Время шло. Но для любовников оно промелькнуло незаметно. А для обычных смертных оно растянулось на семнадцать или даже восемнадцать месяцев, которые либо летели незаметно, либо тащились нестерпимо долго — в зависимости от того, что ждало их впереди.
По христианскому календарю заканчивалось лето 1565 года, но здесь, в Магнезии, долгие прогулки в паланкине совсем не были такими тягостными, как те, когда она жила в гареме, в Константинополе. В первую очередь потому, что тут ее почти всегда сопровождал Мурад. Для этого в носилках по его приказу поставили удобное двойное кресло.
Он ехал вместе с ней и сейчас, велев открыть верх носилок, чтобы наслаждаться утренним солнцем, пока оно еще не взялось припекать по-настоящему. Любовники собрались на охоту.
— «Ты не должен брать с собой на охоту Сафию, сын мой! — прочитал он вслух первые строки полученного утром послания. — Иначе тебе грозит подвергнуться всеобщему порицанию. Ты станешь посмешищем!..» — Предательская влага, блеснувшая в его глазах, и дрогнувший на мгновение голос подсказали Сафие ответ. Письмо было от матери принца, Нур Бану.

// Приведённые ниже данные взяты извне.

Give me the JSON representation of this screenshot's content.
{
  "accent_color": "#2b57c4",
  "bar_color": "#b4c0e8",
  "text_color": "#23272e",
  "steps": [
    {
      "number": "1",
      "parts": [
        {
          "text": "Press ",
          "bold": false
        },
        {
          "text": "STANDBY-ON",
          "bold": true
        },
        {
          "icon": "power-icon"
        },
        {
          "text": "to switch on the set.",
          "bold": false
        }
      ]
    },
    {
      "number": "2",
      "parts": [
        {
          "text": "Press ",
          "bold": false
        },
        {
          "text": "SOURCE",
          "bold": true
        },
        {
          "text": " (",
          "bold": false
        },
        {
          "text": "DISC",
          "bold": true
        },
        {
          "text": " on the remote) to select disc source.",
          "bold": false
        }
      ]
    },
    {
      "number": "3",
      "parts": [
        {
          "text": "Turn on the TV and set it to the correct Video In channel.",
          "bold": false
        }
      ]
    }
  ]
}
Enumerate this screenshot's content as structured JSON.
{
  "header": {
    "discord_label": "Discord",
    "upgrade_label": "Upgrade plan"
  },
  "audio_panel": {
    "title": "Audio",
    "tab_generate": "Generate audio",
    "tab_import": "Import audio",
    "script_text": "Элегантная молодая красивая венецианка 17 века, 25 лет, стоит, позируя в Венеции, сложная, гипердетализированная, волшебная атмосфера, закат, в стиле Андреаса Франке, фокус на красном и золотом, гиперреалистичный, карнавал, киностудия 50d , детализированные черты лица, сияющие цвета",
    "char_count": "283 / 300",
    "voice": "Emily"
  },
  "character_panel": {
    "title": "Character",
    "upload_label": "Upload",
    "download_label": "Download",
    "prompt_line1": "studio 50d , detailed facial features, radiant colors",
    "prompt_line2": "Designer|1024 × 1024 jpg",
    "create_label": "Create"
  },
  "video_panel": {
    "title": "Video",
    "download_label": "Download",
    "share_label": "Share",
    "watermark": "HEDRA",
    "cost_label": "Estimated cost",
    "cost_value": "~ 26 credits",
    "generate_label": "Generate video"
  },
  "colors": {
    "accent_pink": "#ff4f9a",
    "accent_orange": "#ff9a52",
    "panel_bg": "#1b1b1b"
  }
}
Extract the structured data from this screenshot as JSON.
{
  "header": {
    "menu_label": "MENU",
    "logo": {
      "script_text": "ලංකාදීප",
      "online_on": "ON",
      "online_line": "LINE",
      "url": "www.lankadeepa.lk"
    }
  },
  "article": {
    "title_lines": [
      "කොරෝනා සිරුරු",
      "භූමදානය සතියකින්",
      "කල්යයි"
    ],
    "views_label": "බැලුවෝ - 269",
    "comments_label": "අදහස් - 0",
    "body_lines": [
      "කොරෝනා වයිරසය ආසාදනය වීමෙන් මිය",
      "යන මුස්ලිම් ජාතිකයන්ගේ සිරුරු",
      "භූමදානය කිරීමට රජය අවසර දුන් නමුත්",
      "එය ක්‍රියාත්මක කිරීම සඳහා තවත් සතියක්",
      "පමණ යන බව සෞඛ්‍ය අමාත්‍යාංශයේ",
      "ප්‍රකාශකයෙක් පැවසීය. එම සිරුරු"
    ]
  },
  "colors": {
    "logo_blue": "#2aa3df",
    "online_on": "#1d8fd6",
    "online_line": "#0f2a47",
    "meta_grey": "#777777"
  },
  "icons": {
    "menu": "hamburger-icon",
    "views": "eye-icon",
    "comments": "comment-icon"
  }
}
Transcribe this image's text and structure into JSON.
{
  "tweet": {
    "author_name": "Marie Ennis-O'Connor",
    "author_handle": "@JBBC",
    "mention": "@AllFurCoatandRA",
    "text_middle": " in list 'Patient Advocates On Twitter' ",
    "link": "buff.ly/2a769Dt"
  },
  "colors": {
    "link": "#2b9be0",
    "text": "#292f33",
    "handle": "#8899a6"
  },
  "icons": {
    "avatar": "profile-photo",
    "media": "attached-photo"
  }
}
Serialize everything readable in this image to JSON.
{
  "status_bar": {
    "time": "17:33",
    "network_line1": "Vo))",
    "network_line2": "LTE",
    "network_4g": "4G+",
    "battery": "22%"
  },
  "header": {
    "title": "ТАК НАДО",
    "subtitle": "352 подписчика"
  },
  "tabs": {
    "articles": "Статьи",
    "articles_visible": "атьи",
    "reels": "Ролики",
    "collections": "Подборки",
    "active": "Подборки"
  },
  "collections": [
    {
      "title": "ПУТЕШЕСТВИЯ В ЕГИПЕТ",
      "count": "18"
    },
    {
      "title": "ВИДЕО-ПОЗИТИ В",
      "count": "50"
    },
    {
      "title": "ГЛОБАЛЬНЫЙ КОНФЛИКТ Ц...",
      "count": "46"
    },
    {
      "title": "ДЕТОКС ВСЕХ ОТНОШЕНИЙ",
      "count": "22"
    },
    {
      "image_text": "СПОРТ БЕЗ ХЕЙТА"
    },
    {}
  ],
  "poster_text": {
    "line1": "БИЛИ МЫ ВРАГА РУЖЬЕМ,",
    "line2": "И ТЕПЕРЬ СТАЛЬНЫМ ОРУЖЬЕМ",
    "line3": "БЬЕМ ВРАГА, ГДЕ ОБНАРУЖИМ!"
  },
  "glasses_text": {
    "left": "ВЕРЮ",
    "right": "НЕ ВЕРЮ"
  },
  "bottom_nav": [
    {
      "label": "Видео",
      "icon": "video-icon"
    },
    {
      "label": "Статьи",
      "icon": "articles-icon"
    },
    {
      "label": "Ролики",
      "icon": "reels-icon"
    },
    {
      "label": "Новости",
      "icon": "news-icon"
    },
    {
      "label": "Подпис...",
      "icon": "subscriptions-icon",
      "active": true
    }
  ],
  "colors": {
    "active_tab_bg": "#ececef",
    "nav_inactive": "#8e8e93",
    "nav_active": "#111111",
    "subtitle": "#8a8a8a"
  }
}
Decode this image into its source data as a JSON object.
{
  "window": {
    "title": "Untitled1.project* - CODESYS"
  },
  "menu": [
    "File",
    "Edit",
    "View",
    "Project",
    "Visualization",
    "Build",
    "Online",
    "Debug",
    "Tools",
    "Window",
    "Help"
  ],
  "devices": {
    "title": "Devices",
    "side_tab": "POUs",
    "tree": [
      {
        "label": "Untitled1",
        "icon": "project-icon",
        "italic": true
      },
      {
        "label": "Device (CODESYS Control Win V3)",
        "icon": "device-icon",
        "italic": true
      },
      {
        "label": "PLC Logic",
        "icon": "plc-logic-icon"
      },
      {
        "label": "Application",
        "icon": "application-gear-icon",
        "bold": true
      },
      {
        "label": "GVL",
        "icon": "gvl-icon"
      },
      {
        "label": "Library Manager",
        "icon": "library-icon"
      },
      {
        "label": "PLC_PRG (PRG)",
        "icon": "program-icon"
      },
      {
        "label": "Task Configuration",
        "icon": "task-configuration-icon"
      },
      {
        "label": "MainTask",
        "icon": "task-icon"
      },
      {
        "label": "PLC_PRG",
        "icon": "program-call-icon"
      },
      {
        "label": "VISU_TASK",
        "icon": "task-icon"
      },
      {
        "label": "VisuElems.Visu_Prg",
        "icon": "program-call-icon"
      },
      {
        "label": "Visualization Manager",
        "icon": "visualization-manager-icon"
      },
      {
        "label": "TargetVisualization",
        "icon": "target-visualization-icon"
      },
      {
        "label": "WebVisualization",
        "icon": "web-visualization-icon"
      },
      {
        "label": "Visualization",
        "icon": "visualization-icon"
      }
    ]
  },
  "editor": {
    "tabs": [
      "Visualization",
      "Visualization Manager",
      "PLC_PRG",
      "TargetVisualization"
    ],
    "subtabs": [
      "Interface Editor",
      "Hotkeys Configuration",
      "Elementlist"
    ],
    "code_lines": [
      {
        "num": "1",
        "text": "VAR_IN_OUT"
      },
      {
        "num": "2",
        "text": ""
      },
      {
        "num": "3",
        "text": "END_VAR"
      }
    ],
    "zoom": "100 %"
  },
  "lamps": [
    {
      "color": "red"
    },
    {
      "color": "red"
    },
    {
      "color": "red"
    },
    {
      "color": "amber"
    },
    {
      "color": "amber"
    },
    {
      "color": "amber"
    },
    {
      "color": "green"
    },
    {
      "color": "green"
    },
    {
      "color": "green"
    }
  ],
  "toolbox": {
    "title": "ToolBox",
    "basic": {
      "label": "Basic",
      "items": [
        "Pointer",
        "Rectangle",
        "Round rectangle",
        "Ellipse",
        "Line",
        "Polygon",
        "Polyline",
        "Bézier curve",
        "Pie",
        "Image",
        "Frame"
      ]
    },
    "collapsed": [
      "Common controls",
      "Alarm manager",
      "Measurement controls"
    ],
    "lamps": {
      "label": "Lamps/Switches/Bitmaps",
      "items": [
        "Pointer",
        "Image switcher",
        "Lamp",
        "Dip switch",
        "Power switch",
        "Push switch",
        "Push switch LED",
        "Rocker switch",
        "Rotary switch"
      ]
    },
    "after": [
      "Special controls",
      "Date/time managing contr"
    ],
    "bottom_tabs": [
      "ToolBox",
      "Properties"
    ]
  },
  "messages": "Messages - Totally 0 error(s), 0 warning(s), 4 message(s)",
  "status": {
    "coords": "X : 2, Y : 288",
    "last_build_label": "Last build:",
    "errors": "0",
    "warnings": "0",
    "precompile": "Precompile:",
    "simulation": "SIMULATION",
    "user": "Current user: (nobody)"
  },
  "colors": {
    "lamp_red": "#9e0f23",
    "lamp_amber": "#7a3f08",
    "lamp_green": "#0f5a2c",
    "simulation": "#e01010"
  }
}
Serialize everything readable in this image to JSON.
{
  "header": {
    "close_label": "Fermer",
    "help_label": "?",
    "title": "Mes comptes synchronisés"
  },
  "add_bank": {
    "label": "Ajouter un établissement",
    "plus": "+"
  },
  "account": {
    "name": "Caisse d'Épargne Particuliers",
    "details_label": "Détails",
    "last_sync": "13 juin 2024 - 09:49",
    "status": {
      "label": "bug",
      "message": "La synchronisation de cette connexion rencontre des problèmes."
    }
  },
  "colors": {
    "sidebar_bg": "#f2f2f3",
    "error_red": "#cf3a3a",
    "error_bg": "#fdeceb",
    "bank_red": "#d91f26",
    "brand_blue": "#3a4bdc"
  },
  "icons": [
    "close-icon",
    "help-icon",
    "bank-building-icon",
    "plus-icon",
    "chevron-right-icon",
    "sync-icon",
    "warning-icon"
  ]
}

Между тем Мурад продолжал (вернее, продолжала Нур Бану):
— «…Надежно укрытая от чужих глаз в гареме, женщина не может запятнать честь своего господина. Но выставленная на всеобщее обозрение, она сразу же становится легкой добычей. Один не вовремя вырвавшийся смешок — и люди примут это за предосудительную фривольность или просто глупость, но осудят не ее, а тебя. Достаточно только поскользнуться носильщику, только слегка оступиться ей самой, когда она, выйдя из паланкина, будет усаживаться под навес, чтобы произошло непоправимое. Мой дорогой, подумай сам: одна вывихнутая лодыжка, и народ уже никогда не позволит принцу моего сердца забыть о его оплошности, в то время как другой, доказавший, что способен обходиться без женщины, спокойно избежит этой опасности. Вспомни, мы до сих пор не смогли изжить страха перед разбойниками, и это при том, что большая часть их уже перебита. А ты объясняешь свое неблагоразумие тем, что твой дед — да продлит Аллах его царствование навечно, — очистил дороги для путешественников!
Если ты по-прежнему будешь настаивать на том, чтобы брать ее с собой, твои охотники начнут перешептываться у тебя за спиной, утверждая, что ты из тех, кто превратился в раба этой женщины, кто поддался исходящим от нее чарам. „Если он и часа не может пробыть без своего гарема, даже отправляясь на битву, то что за султан из него получится?“ — будут спрашивать они себя. И потом укоризненно качать головой: „Не удивительно, что он не в состоянии даже сделать ей…“.
— Ну что же ты? Продолжай, любовь моя! — насмешливо бросила Сафия, отлично зная, что это за слово, на котором он споткнулся. „Сына“! — Что еще она пишет?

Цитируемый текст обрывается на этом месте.